提出这个概念是一件了不起的事情，并且可能会非常的有用，甚至以上给出的初步说明也表明，类群应该在某些概念的公式中自然而然地出现。例如，代数几何，范畴论以及代数拓扑中，有诸多这样的现象。当然，胶合箭头的图像使我想到了格洛腾迪克的一些关于构词的想法，甚至上升阿贝尔学说中的“图形”表征水平（参见Gelfand-Manin，《同源代数》）。布朗在书中的序言部分也对此表示致敬：“我还要感谢亚历山大·格洛腾迪克（Alexander Grothendieck）在1982年至1991年间的论著：他形容广群的几何概念是一条‘指挥棒’，意味着‘涉及到从这个到那个点的运动’，这的确出现在数学和生活的诸多方面。”但是这本书的风格却与格洛腾迪克所认可的方式背道而驰，我认为这很符合作者本人的风格，因为布朗总是把他认为的数学新潮流宗教化。事实证明，这股新潮已经兴盛了一段时间，并且已经开始席卷众多学者。比如 MacKenzie在2005年出版了一本书，题为《微分几何中的李群和李代数》，就是对这股新潮的一个呼应。这使我想起二十多年前，我在读研究生第一次听到“李代数”一词的场景。

有关广群的工作至少可以追溯到上世纪60年代，布朗在该领域的早期工作，即代数拓扑的设置，该工作现已蓬勃发展。拓扑和广群仍然是正在进行中的研究项目，其第一版已经由McGraw-Hill于1968年出版，当时名叫《现代拓扑的元素》，第二版于1988年作为《拓扑：一般的几何学》出版。第三版则是由BookSurge发行的《拓扑学和广群》，即本书。布朗指出：“这里给出的论述有力地证明了广群构成了局部现象与全局现象之间关系的自然环境。”“广群的概念似乎为对称性概念提供了一种更加灵活和强大的方法。”关于这一点，另请参阅arXiv上的Alan Weinstein的文章“广群：统一内部和外部对称性”。
布朗在传达信息时采取特殊的教学立场是适当的，即使本书充满了对我们大多数人甚至拓扑学家都是新颖的材料，但至少就方法论而言，目标受众还是很远的，也适合高年级本科生和研究阅读。布朗也试图将这种新的做事方式带给该领域的初学者，这显然可以解释他在这本500余页的书中所涉及的代数和几何拓扑广度。

具体来说，布朗的前五章是拓扑背景材料，从真实线条的拓扑结构讨论到投影空间，进行了延伸。在第六章（第201页及以后）中，我们才了解最重要的基本组群，之后则是迅速进入了新的领域：同伦理论、共纤化、计算基本组群（范·坎彭，约旦曲线）、涵盖空间、轨道空间以及轨道群，让人眼花缭乱。我发现布朗的哲学既有吸引力又令人信服。打个比方，在书中有这么一句话“在数学和许多领域中，类比不是对象之间的相似性，而是这些对象之间的关系之间的相似性。我们将通过它们与相同类型的所有其他对象的关系来定义许多构造，这被称为通用属性。这是分类方法的本质，是二十世纪数学的主要统一力量。”

总而言之，这本书写得很好，是该领域专家的学术精华。这是一种非常严肃的数学，但也以一种合理的教学方式呈现，因为它非常易读，并配有精美的例子和练习题。即使是拓扑学家也会被本书这种材料所吸引，也会感觉到它的影响实际上已经超出了拓扑结构的范围。

拓扑和广群是一项令人印象深刻的工作，应广泛传播。

点评人：Michael Berg（美国洛约拉马利蒙特大学数学系教授）

资料整理和翻译：冯远航

《Homology Theory: An Introduction to Algebraic Topology》

作者：Jim·Vick

出版商：Springer

出版年：1994

ISBN：9780387941264

适用范围：高年级本科生，研究生

推荐强度：9

作者简介： Jim·Vick（美国数学家，德克萨斯大学奥斯汀分校数学系教授，于2013年退休。Vick教授在弗里吉亚大学获得博士学位，从事教学研究工作长达42年，曾任德克萨斯大学奥斯汀分校副教务长、退管会主任，其主要研究领域为代数拓扑。）

书评：

I've studied and refreshed my understanding of algebraic topology from lots of books over the years, and I always come back to this one. It's the best of the lot by far, for me -- easy to read, beautifully geometrically motivated, and displaying as light a touch as possible with algebraic and categorical details (which are introduced in digestible pieces as the need for them arises). I'd say that anyone with a good facility for basic group theory, even with a quite minimal background in point-set topology, can come to understand homology theory quite easily by following this book.

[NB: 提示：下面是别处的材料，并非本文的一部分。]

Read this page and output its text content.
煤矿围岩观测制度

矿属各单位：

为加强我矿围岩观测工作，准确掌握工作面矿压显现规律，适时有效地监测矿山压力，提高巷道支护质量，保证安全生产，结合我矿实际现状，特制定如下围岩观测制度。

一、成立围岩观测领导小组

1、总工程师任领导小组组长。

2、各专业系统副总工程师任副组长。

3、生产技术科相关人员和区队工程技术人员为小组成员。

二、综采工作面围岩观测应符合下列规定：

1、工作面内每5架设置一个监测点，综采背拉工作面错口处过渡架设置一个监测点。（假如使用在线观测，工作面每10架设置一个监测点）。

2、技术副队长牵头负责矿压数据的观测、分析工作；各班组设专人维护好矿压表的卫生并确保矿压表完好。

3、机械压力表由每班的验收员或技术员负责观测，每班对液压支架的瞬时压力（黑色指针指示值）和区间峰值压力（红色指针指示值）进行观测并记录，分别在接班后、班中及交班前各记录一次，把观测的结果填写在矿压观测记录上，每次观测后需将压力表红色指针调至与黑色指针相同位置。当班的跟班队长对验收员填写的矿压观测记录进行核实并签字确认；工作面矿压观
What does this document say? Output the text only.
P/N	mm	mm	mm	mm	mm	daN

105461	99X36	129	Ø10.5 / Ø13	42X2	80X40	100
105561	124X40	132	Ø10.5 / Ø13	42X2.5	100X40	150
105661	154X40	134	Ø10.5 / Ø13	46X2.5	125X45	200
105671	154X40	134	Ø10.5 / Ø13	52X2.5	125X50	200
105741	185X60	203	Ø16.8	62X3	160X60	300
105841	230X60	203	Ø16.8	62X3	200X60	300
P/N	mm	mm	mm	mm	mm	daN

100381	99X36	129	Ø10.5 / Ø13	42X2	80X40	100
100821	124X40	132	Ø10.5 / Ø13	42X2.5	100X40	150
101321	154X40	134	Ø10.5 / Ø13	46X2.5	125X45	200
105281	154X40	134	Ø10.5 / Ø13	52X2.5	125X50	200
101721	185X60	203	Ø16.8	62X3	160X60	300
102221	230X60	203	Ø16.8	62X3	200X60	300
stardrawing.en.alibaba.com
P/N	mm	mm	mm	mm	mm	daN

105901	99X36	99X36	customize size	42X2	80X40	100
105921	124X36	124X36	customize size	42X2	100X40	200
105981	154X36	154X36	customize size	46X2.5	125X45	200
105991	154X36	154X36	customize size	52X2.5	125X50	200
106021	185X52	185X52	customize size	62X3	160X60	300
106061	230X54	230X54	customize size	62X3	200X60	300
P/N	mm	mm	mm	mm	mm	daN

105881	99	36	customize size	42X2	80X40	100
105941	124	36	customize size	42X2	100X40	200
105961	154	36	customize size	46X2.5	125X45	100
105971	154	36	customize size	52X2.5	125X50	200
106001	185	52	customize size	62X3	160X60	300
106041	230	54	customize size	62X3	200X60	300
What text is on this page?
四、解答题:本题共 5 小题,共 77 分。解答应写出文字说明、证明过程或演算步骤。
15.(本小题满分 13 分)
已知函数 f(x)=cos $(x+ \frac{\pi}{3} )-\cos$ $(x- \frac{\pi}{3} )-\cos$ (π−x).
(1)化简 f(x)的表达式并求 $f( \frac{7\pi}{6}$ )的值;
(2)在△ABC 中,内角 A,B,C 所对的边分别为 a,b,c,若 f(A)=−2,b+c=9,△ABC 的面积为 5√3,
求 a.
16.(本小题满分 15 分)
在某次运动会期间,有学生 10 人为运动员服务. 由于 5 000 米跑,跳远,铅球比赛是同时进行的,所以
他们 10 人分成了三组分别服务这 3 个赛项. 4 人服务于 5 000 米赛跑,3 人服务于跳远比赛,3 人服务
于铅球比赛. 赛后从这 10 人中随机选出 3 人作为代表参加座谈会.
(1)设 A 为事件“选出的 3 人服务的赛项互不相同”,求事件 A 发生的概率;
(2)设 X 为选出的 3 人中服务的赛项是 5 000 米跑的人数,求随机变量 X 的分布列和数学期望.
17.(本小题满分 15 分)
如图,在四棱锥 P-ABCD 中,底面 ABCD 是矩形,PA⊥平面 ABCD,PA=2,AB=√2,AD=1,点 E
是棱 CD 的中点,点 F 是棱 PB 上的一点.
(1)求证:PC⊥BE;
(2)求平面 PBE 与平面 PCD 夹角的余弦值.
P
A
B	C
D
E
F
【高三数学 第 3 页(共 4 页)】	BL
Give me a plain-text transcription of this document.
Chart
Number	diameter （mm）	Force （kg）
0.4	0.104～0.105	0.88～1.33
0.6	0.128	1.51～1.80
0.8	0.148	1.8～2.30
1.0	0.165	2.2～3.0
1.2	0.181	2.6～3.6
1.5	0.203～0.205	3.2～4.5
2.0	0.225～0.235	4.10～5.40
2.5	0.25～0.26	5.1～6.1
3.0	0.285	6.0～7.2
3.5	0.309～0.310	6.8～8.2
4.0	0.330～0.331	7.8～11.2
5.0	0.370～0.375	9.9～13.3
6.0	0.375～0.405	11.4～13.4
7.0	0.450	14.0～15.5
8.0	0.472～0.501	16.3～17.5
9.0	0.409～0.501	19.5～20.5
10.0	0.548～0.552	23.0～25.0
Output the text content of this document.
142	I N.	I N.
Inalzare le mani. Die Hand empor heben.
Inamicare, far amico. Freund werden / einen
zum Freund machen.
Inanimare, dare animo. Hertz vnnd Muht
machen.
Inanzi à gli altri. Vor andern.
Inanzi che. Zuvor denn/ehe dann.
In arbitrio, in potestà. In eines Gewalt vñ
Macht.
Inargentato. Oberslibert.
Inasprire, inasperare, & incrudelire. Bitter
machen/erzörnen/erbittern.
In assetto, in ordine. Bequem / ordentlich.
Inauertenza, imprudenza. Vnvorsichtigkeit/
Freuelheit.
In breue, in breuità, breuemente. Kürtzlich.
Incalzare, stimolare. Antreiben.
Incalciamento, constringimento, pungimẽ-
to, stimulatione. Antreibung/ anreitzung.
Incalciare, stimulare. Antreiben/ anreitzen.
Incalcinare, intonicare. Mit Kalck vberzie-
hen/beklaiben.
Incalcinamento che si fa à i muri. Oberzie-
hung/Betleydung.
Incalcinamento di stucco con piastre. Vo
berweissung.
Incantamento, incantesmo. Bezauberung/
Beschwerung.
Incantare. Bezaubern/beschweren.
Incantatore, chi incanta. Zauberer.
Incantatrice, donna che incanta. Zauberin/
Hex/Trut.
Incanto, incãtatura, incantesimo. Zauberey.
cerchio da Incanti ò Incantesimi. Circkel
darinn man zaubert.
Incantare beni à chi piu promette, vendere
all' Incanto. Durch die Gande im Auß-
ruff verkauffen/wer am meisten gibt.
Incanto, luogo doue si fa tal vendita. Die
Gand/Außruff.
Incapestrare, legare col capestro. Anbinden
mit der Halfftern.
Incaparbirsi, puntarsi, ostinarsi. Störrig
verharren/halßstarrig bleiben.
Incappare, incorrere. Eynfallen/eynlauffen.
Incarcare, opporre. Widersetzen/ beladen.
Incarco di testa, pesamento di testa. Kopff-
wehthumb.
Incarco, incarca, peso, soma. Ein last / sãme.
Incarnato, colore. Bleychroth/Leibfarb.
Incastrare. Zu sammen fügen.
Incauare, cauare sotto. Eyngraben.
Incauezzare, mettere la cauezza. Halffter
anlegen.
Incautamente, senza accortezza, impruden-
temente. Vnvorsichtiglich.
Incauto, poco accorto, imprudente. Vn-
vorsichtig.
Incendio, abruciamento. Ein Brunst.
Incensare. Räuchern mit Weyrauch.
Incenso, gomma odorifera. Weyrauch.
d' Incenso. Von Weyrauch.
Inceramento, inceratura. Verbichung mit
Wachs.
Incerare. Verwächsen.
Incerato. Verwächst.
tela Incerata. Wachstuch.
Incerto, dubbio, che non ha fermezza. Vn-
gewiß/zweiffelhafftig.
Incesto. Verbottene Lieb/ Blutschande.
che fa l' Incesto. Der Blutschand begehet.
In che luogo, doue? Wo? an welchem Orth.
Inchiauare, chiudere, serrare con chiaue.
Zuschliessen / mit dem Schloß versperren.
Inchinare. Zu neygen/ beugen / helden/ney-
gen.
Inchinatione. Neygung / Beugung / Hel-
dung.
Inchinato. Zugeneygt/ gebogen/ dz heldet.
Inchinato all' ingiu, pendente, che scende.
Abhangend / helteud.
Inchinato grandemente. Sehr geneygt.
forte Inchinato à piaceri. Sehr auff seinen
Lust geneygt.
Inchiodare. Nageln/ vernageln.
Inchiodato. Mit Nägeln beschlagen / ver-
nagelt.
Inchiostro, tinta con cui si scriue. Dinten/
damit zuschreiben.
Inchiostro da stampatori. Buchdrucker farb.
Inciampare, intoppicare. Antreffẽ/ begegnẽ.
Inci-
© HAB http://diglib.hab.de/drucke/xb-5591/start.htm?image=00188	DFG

I love the fact that Vick takes the reader straight into the thick of things, quickly getting to computations of homology groups of spheres and deducing a slew of nice geometric theorems from them (invariance of dimension, invariance of domain, Brouwer's fixed point theorem, the hairy ball theorem, the Jordan separation theorem, etc.) -- and that he doesn't waste any time with the tedium of simplicial complexes, the simplicial approximation theorem, and all that. It has always seemed perverse to me that beginning books tend to start with the simplicial theory; true, it's conceptually very basic, but its technical details are very easy to get bogged down in. Vick begins with singular homology, which is far easier to set up on a technical level than its simplicial cousin. After a number of very worthwhile deductions from the singular theory, he introduces CW complexes and shows that their homology is the same as that obtained from the singular theory. His treatments of products and Poincare duality are also outstanding.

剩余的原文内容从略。